March 17 (Bloomberg) -- Congressional efforts to reduce the federal deficit shouldn’t restrict funding for the Commodity Futures Trading Commission, which needs more money to avert a repeat of the credit crisis, CFTC Chairman Gary Gensler said.
“We recognize that the budget deficit presents significant challenges to Congress and the American public,” Gensler said today in remarks prepared for a House Appropriations Committee hearing in Washington. “But we cannot forget that the 2008 financial crisis was very real.”
The CFTC budget has been frozen at its fiscal 2010 level -- along with those of other federal agencies -- by a stalemate between Republicans aiming to cut spending and Democrats looking to fund implementation of the Dodd-Frank Act. The CFTC and the Securities and Exchange Commission are responsible for expanding oversight of derivatives under the regulatory overhaul.
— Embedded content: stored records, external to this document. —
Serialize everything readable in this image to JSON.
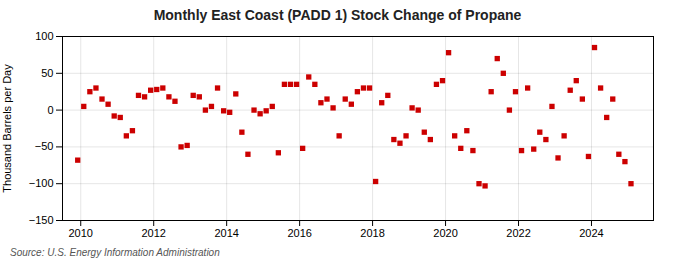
{
  "chart_data": {
    "type": "scatter",
    "title": "Monthly East Coast (PADD 1) Stock Change of Propane",
    "ylabel": "Thousand Barrels per Day",
    "source": "Source: U.S. Energy Information Administration",
    "color": "#cc0000",
    "marker": "square",
    "grid": true,
    "xlim": [
      2009.5,
      2025.7
    ],
    "xticks": [
      2010,
      2012,
      2014,
      2016,
      2018,
      2020,
      2022,
      2024
    ],
    "ylim": [
      -150,
      100
    ],
    "yticks": [
      -150,
      -100,
      -50,
      0,
      50,
      100
    ],
    "x": [
      2009.917,
      2010.083,
      2010.25,
      2010.417,
      2010.583,
      2010.75,
      2010.917,
      2011.083,
      2011.25,
      2011.417,
      2011.583,
      2011.75,
      2011.917,
      2012.083,
      2012.25,
      2012.417,
      2012.583,
      2012.75,
      2012.917,
      2013.083,
      2013.25,
      2013.417,
      2013.583,
      2013.75,
      2013.917,
      2014.083,
      2014.25,
      2014.417,
      2014.583,
      2014.75,
      2014.917,
      2015.083,
      2015.25,
      2015.417,
      2015.583,
      2015.75,
      2015.917,
      2016.083,
      2016.25,
      2016.417,
      2016.583,
      2016.75,
      2016.917,
      2017.083,
      2017.25,
      2017.417,
      2017.583,
      2017.75,
      2017.917,
      2018.083,
      2018.25,
      2018.417,
      2018.583,
      2018.75,
      2018.917,
      2019.083,
      2019.25,
      2019.417,
      2019.583,
      2019.75,
      2019.917,
      2020.083,
      2020.25,
      2020.417,
      2020.583,
      2020.75,
      2020.917,
      2021.083,
      2021.25,
      2021.417,
      2021.583,
      2021.75,
      2021.917,
      2022.083,
      2022.25,
      2022.417,
      2022.583,
      2022.75,
      2022.917,
      2023.083,
      2023.25,
      2023.417,
      2023.583,
      2023.75,
      2023.917,
      2024.083,
      2024.25,
      2024.417,
      2024.583,
      2024.75,
      2024.917,
      2025.083
    ],
    "values": [
      -68,
      5,
      25,
      30,
      15,
      8,
      -8,
      -10,
      -35,
      -28,
      20,
      18,
      27,
      28,
      30,
      18,
      12,
      -50,
      -48,
      20,
      18,
      0,
      5,
      30,
      -1,
      -3,
      22,
      -30,
      -60,
      0,
      -5,
      -1,
      5,
      -58,
      35,
      35,
      35,
      -52,
      45,
      35,
      10,
      15,
      3,
      -35,
      15,
      8,
      25,
      30,
      30,
      -97,
      10,
      20,
      -40,
      -45,
      -35,
      3,
      0,
      -30,
      -40,
      35,
      40,
      78,
      -35,
      -52,
      -28,
      -55,
      -100,
      -103,
      25,
      70,
      50,
      0,
      25,
      -55,
      30,
      -53,
      -30,
      -40,
      5,
      -65,
      -35,
      27,
      40,
      15,
      -63,
      85,
      30,
      -10,
      15,
      -60,
      -70,
      -100
    ]
  }
}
Lawmakers moved to increase regulation of the derivatives market after largely unregulated trades helped spark the worst financial crisis since the Great Depression. Dodd-Frank, enacted in July, aims to reduce risk and boost transparency by having most swaps traded on exchanges and guaranteed by clearinghouses.
President Barack Obama has requested an increase to $308 million for fiscal 2012 and proposed user fees to help the CFTC carry out its responsibilities. The agency is currently operating under its $169 million budget for fiscal 2010 while the $261 million request for is tied up in congressional negotiations.